Monday, July 13, 2009

Idle Hands

This week six Council members were supposed to be in Washington, D.C., for various reason, not the least of which is a meeting with Ken Salazar. I've never agreed with sending that many people on the same trip, especially one that revolves mostly around meeting with elected officials and political appointees. We tried that last year, and that is what turned me off to the idea. Try cramming six Council members and three or four staff along with the person you're meeting with and their staff, and the rooms can get crowded and half the people don't say a word. There isn't time.
And it costs a lot of money. The last time I went to D.C., April of 2008, we all stayed at the same hotel, the Hotel George, which charged roughly $400 per night, per room. Five or six Council members and your suddenly staring at a couple of grand per night just for our hotel rooms, and some of us don't even get in a word edge-wise in half the meetings. But sometimes these meetings turn into contests of who can impress people the most. So there is a little ego involved, which for me is all the more reason to not go.

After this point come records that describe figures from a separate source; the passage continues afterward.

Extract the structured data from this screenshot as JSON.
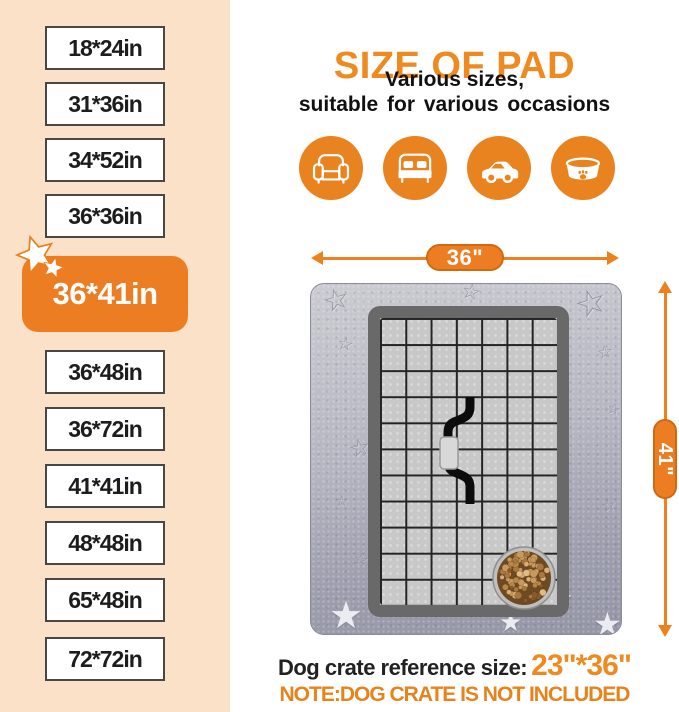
{
  "colors": {
    "accent_orange": "#ed811e",
    "badge_orange": "#ed7d23",
    "panel_peach": "#fbe1c7",
    "text_dark": "#1d1d1d",
    "pad_gray": "#a6a7b5",
    "crate_border_gray": "#696969",
    "crate_floor_gray": "#c8c8c8"
  },
  "header": {
    "title": "SIZE OF PAD",
    "subtitle_line1": "Various sizes,",
    "subtitle_line2": "suitable for various occasions"
  },
  "size_panel": {
    "top_sizes": [
      "18*24in",
      "31*36in",
      "34*52in",
      "36*36in"
    ],
    "highlighted_size": "36*41in",
    "bottom_sizes": [
      "36*48in",
      "36*72in",
      "41*41in",
      "48*48in",
      "65*48in",
      "72*72in"
    ]
  },
  "occasions": {
    "icons": [
      {
        "name": "sofa-icon"
      },
      {
        "name": "bed-icon"
      },
      {
        "name": "car-icon"
      },
      {
        "name": "pet-bed-icon"
      }
    ]
  },
  "pad_diagram": {
    "width_label": "36\"",
    "height_label": "41\""
  },
  "footer": {
    "reference_label": "Dog crate reference size:",
    "reference_size": "23\"*36\"",
    "note": "NOTE:DOG CRATE IS NOT INCLUDED"
  }
}
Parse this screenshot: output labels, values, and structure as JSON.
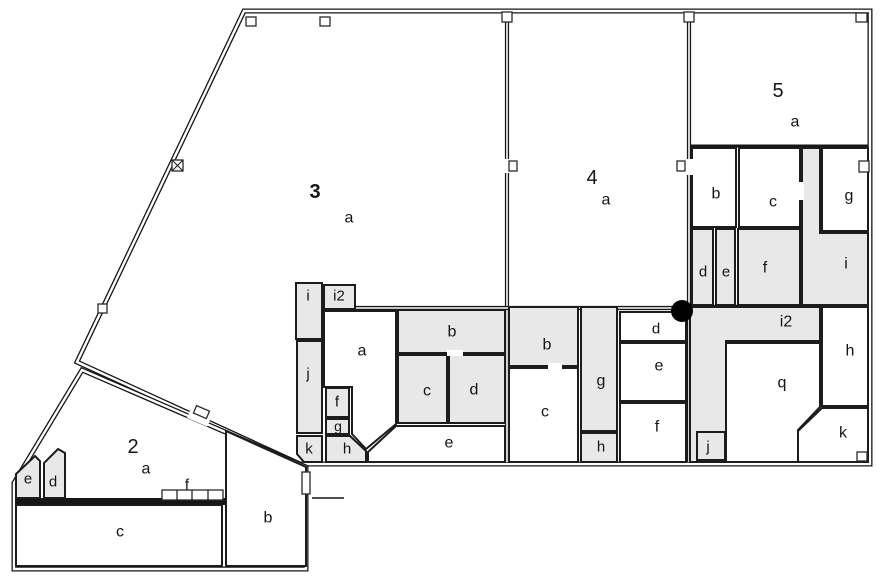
{
  "plan": {
    "canvas": {
      "width": 892,
      "height": 588
    },
    "colors": {
      "background": "#ffffff",
      "wall": "#161616",
      "room_shaded": "#e8e8e8",
      "marker": "#000000"
    },
    "marker": {
      "x": 682,
      "y": 311,
      "r": 11
    },
    "labels": [
      {
        "name": "label-section-2",
        "text": "2",
        "x": 133,
        "y": 447,
        "size": 20,
        "bold": false
      },
      {
        "name": "label-section-2-a",
        "text": "a",
        "x": 146,
        "y": 469,
        "size": 16,
        "bold": false
      },
      {
        "name": "label-section-3",
        "text": "3",
        "x": 315,
        "y": 192,
        "size": 20,
        "bold": true
      },
      {
        "name": "label-section-3-a",
        "text": "a",
        "x": 349,
        "y": 218,
        "size": 16,
        "bold": false
      },
      {
        "name": "label-section-4",
        "text": "4",
        "x": 592,
        "y": 178,
        "size": 20,
        "bold": false
      },
      {
        "name": "label-section-4-a",
        "text": "a",
        "x": 606,
        "y": 200,
        "size": 16,
        "bold": false
      },
      {
        "name": "label-section-5",
        "text": "5",
        "x": 778,
        "y": 91,
        "size": 20,
        "bold": false
      },
      {
        "name": "label-section-5-a",
        "text": "a",
        "x": 795,
        "y": 122,
        "size": 16,
        "bold": false
      },
      {
        "name": "label-room-2e",
        "text": "e",
        "x": 28,
        "y": 479,
        "size": 15,
        "bold": false
      },
      {
        "name": "label-room-2d",
        "text": "d",
        "x": 53,
        "y": 482,
        "size": 15,
        "bold": false
      },
      {
        "name": "label-room-2f",
        "text": "f",
        "x": 187,
        "y": 485,
        "size": 15,
        "bold": false
      },
      {
        "name": "label-room-2c",
        "text": "c",
        "x": 120,
        "y": 532,
        "size": 16,
        "bold": false
      },
      {
        "name": "label-room-2b",
        "text": "b",
        "x": 268,
        "y": 518,
        "size": 16,
        "bold": false
      },
      {
        "name": "label-room-3i",
        "text": "i",
        "x": 308,
        "y": 296,
        "size": 15,
        "bold": false
      },
      {
        "name": "label-room-3i2",
        "text": "i2",
        "x": 339,
        "y": 296,
        "size": 15,
        "bold": false
      },
      {
        "name": "label-room-3a2",
        "text": "a",
        "x": 362,
        "y": 351,
        "size": 16,
        "bold": false
      },
      {
        "name": "label-room-3j",
        "text": "j",
        "x": 308,
        "y": 374,
        "size": 15,
        "bold": false
      },
      {
        "name": "label-room-3f",
        "text": "f",
        "x": 337,
        "y": 402,
        "size": 15,
        "bold": false
      },
      {
        "name": "label-room-3g",
        "text": "g",
        "x": 338,
        "y": 426,
        "size": 14,
        "bold": false
      },
      {
        "name": "label-room-3k",
        "text": "k",
        "x": 309,
        "y": 449,
        "size": 15,
        "bold": false
      },
      {
        "name": "label-room-3h",
        "text": "h",
        "x": 347,
        "y": 449,
        "size": 15,
        "bold": false
      },
      {
        "name": "label-room-3b",
        "text": "b",
        "x": 452,
        "y": 332,
        "size": 16,
        "bold": false
      },
      {
        "name": "label-room-3c",
        "text": "c",
        "x": 427,
        "y": 391,
        "size": 16,
        "bold": false
      },
      {
        "name": "label-room-3d",
        "text": "d",
        "x": 474,
        "y": 390,
        "size": 16,
        "bold": false
      },
      {
        "name": "label-room-3e",
        "text": "e",
        "x": 449,
        "y": 443,
        "size": 16,
        "bold": false
      },
      {
        "name": "label-room-4b",
        "text": "b",
        "x": 547,
        "y": 345,
        "size": 16,
        "bold": false
      },
      {
        "name": "label-room-4c",
        "text": "c",
        "x": 545,
        "y": 412,
        "size": 16,
        "bold": false
      },
      {
        "name": "label-room-4g",
        "text": "g",
        "x": 601,
        "y": 381,
        "size": 16,
        "bold": false
      },
      {
        "name": "label-room-4h",
        "text": "h",
        "x": 601,
        "y": 447,
        "size": 15,
        "bold": false
      },
      {
        "name": "label-room-4d",
        "text": "d",
        "x": 656,
        "y": 329,
        "size": 15,
        "bold": false
      },
      {
        "name": "label-room-4e",
        "text": "e",
        "x": 659,
        "y": 366,
        "size": 16,
        "bold": false
      },
      {
        "name": "label-room-4f",
        "text": "f",
        "x": 657,
        "y": 427,
        "size": 16,
        "bold": false
      },
      {
        "name": "label-room-5j",
        "text": "j",
        "x": 708,
        "y": 447,
        "size": 15,
        "bold": false
      },
      {
        "name": "label-room-5q",
        "text": "q",
        "x": 782,
        "y": 383,
        "size": 16,
        "bold": false
      },
      {
        "name": "label-room-5i2",
        "text": "i2",
        "x": 786,
        "y": 322,
        "size": 16,
        "bold": false
      },
      {
        "name": "label-room-5h",
        "text": "h",
        "x": 850,
        "y": 351,
        "size": 16,
        "bold": false
      },
      {
        "name": "label-room-5k",
        "text": "k",
        "x": 843,
        "y": 433,
        "size": 16,
        "bold": false
      },
      {
        "name": "label-room-5b",
        "text": "b",
        "x": 716,
        "y": 194,
        "size": 16,
        "bold": false
      },
      {
        "name": "label-room-5c",
        "text": "c",
        "x": 773,
        "y": 202,
        "size": 16,
        "bold": false
      },
      {
        "name": "label-room-5g",
        "text": "g",
        "x": 849,
        "y": 196,
        "size": 16,
        "bold": false
      },
      {
        "name": "label-room-5d",
        "text": "d",
        "x": 703,
        "y": 272,
        "size": 15,
        "bold": false
      },
      {
        "name": "label-room-5e",
        "text": "e",
        "x": 726,
        "y": 272,
        "size": 15,
        "bold": false
      },
      {
        "name": "label-room-5f",
        "text": "f",
        "x": 765,
        "y": 268,
        "size": 16,
        "bold": false
      },
      {
        "name": "label-room-5i",
        "text": "i",
        "x": 846,
        "y": 264,
        "size": 16,
        "bold": false
      }
    ]
  }
}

Weeks like this, no quorum, are for me now a boon. I can catch up on emails, reports, letters, phone calls--all the things that go neglected while away from the office. My new G1, the offspring of T-Mobile and Google designed to provide an industry rival to the iPhone, helps me keep up somewhat; It's a defacto blackberry. But there just doesn't seem enough time, or maybe I'm just not good at rationing out my time. Probably both.
But the lack of a quorum means no meetings, except Wednesday when we will have a conference call to discuss the "Leno Letter" yet again, and that gives me time to try and get organized. But looking through my office, where to begin?
Wink Soderberg thinks I'm crazy to keep most of the reports and try and stay organized. Looking at all my shelves, he might be right. But a lot of this stuff I just can't bear to part with. It is more out of journalistic instincts than anything, I want reminders of past events, statistics that might be useful someday. Plus frankly, I saw a record years ago that looked tampered with, and some of the major decisions made before I got elected there seems to be no record at all, or if there is it might be hidden away who knows where. The words "needle" and "haystack" come to mind.
So this week will not be idle for me, even with the void of meetings and work sessions. I'll plug away at the unstoppable flow of information, file some of it away, shred the rest. Once in a while, I'll come across something important, even disturbing, that I knew about at one time, and then forgot. There is a lot of stuff like that.